KOME-FM
- Tolar, Texas; United States;
- Broadcast area: Granbury, Texas
- Frequency: 95.5 MHz
- Branding: K-Hits 95.5

Programming
- Format: Classic hits
- Affiliations: Compass Media Networks Premiere Networks

Ownership
- Owner: Gerry Schlegel; (LKCM Radio Licenses, LP);
- Sister stations: KRVF, KFWR

History
- First air date: 2006
- Former call signs: KSCG (2006–2008)
- Former frequencies: 95.3 MHz (2006–2020)

Technical information
- Licensing authority: FCC
- Facility ID: 165950
- Class: C3
- ERP: 1,550 watts
- HAAT: 393 meters (1,289 ft)
- Transmitter coordinates: 32°07′39.50″N 97°52′38.90″W﻿ / ﻿32.1276389°N 97.8774722°W
- Repeater: 95.5 KTWF (Scotland)

Links
- Public license information: Public file; LMS;
- Webcast: Listen live
- Website: khits955.com

= KOME-FM =

KOME-FM (95.5 FM) is a radio station licensed to serve the community of Tolar, Texas.

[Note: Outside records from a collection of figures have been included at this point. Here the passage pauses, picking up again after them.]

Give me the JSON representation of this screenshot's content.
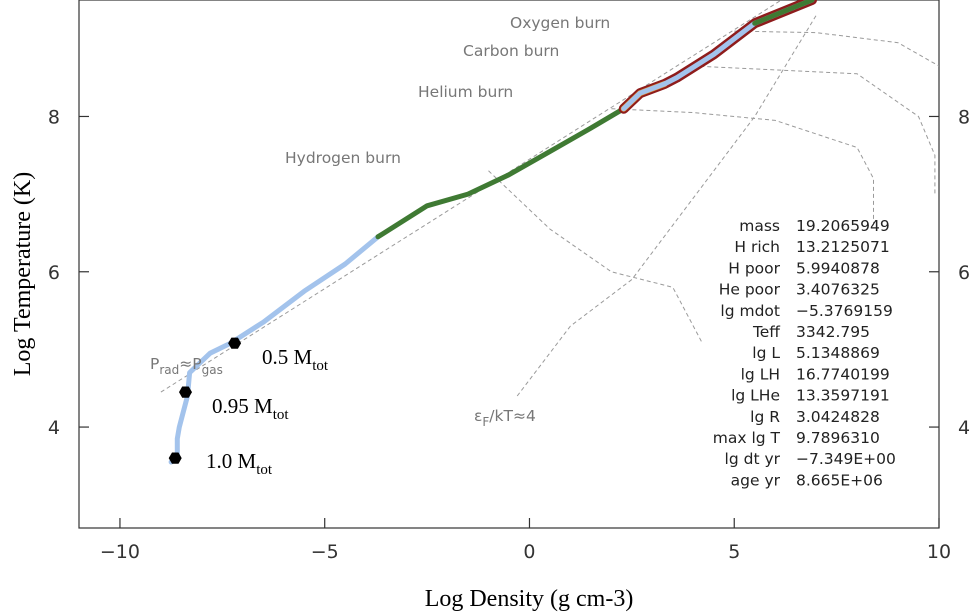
{
  "chart_data": {
    "type": "line",
    "xlabel": "Log Density (g cm-3)",
    "ylabel": "Log Temperature (K)",
    "xlim": [
      -11,
      10
    ],
    "ylim": [
      2.7,
      9.5
    ],
    "x_ticks": [
      -10,
      -5,
      0,
      5,
      10
    ],
    "x_tick_labels": [
      "−10",
      "−5",
      "0",
      "5",
      "10"
    ],
    "y_ticks": [
      4,
      6,
      8
    ],
    "y_tick_labels": [
      "4",
      "6",
      "8"
    ],
    "grid": false,
    "colors": {
      "envelope": "#a3c3ec",
      "burning": "#3f7a33",
      "convective": "#8e1c1c",
      "overshoot": "#e08a2c",
      "reference": "#9a9a9a",
      "marker": "#000000"
    },
    "profile_segments": [
      {
        "name": "",
        "color": "envelope",
        "x": [
          -8.75,
          -8.6,
          -8.6,
          -8.55,
          -8.45,
          -8.35,
          -8.3,
          -7.8,
          -7.3,
          -6.5,
          -5.5,
          -4.5,
          -3.7
        ],
        "y": [
          3.55,
          3.6,
          3.85,
          4.0,
          4.2,
          4.4,
          4.7,
          4.95,
          5.08,
          5.35,
          5.75,
          6.1,
          6.45
        ]
      },
      {
        "name": "",
        "color": "burning",
        "x": [
          -3.7,
          -2.5,
          -1.5,
          -0.5,
          0.5,
          1.5,
          2.3
        ],
        "y": [
          6.45,
          6.85,
          7.0,
          7.25,
          7.55,
          7.85,
          8.1
        ]
      },
      {
        "name": "",
        "color": "convective",
        "x": [
          2.3,
          2.7,
          3.3,
          3.6,
          4.5,
          5.5,
          6.2,
          6.9
        ],
        "y": [
          8.1,
          8.3,
          8.42,
          8.5,
          8.8,
          9.2,
          9.35,
          9.5
        ]
      }
    ],
    "reference_lines": [
      {
        "label": "Prad≈Pgas",
        "x": [
          -9.0,
          -6.0,
          -3.0,
          0.0,
          3.0,
          6.0,
          9.0
        ],
        "y": [
          4.45,
          5.45,
          6.45,
          7.45,
          8.45,
          9.45,
          10.45
        ]
      },
      {
        "label": "εF/kT≈4",
        "x": [
          -0.3,
          1.0,
          2.5,
          3.5,
          4.5,
          5.5,
          7.0
        ],
        "y": [
          4.4,
          5.3,
          5.9,
          6.6,
          7.3,
          8.0,
          9.3
        ]
      }
    ],
    "burn_lines": [
      {
        "label": "Hydrogen burn",
        "x": [
          -1.0,
          0.5,
          2.0,
          3.5,
          4.2
        ],
        "y": [
          7.3,
          6.55,
          6.0,
          5.8,
          5.1
        ]
      },
      {
        "label": "Helium burn",
        "x": [
          2.0,
          4.0,
          6.0,
          8.0,
          8.4,
          8.4
        ],
        "y": [
          8.1,
          8.05,
          7.95,
          7.6,
          7.2,
          6.6
        ]
      },
      {
        "label": "Carbon burn",
        "x": [
          4.0,
          6.0,
          8.0,
          9.5,
          9.9,
          9.9
        ],
        "y": [
          8.65,
          8.6,
          8.55,
          8.0,
          7.5,
          7.0
        ]
      },
      {
        "label": "Oxygen burn",
        "x": [
          5.0,
          7.0,
          9.0,
          10.0
        ],
        "y": [
          9.1,
          9.08,
          8.95,
          8.65
        ]
      }
    ],
    "burn_labels": [
      "Oxygen burn",
      "Carbon burn",
      "Helium burn",
      "Hydrogen burn"
    ],
    "markers": [
      {
        "x": -7.2,
        "y": 5.08,
        "label": "0.5 M",
        "sub": "tot"
      },
      {
        "x": -8.4,
        "y": 4.45,
        "label": "0.95 M",
        "sub": "tot"
      },
      {
        "x": -8.65,
        "y": 3.6,
        "label": "1.0 M",
        "sub": "tot"
      }
    ],
    "info": [
      {
        "key": "mass",
        "value": "19.2065949"
      },
      {
        "key": "H rich",
        "value": "13.2125071"
      },
      {
        "key": "H poor",
        "value": "5.9940878"
      },
      {
        "key": "He poor",
        "value": "3.4076325"
      },
      {
        "key": "lg mdot",
        "value": "−5.3769159"
      },
      {
        "key": "Teff",
        "value": "3342.795"
      },
      {
        "key": "lg L",
        "value": "5.1348869"
      },
      {
        "key": "lg LH",
        "value": "16.7740199"
      },
      {
        "key": "lg LHe",
        "value": "13.3597191"
      },
      {
        "key": "lg R",
        "value": "3.0424828"
      },
      {
        "key": "max lg T",
        "value": "9.7896310"
      },
      {
        "key": "lg dt yr",
        "value": "−7.349E+00"
      },
      {
        "key": "age yr",
        "value": "8.665E+06"
      }
    ]
  }
}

The station is owned by LKCM Radio Group, and is fully simulcast with its sister station 106.5 KITT in Meridian, Texas. KOME and KITT air a classic hits format.

The station was assigned the call sign KSCG by the Federal Communications Commission on October 10, 2006. The station changed its call sign to KOME-FM on July 18, 2008.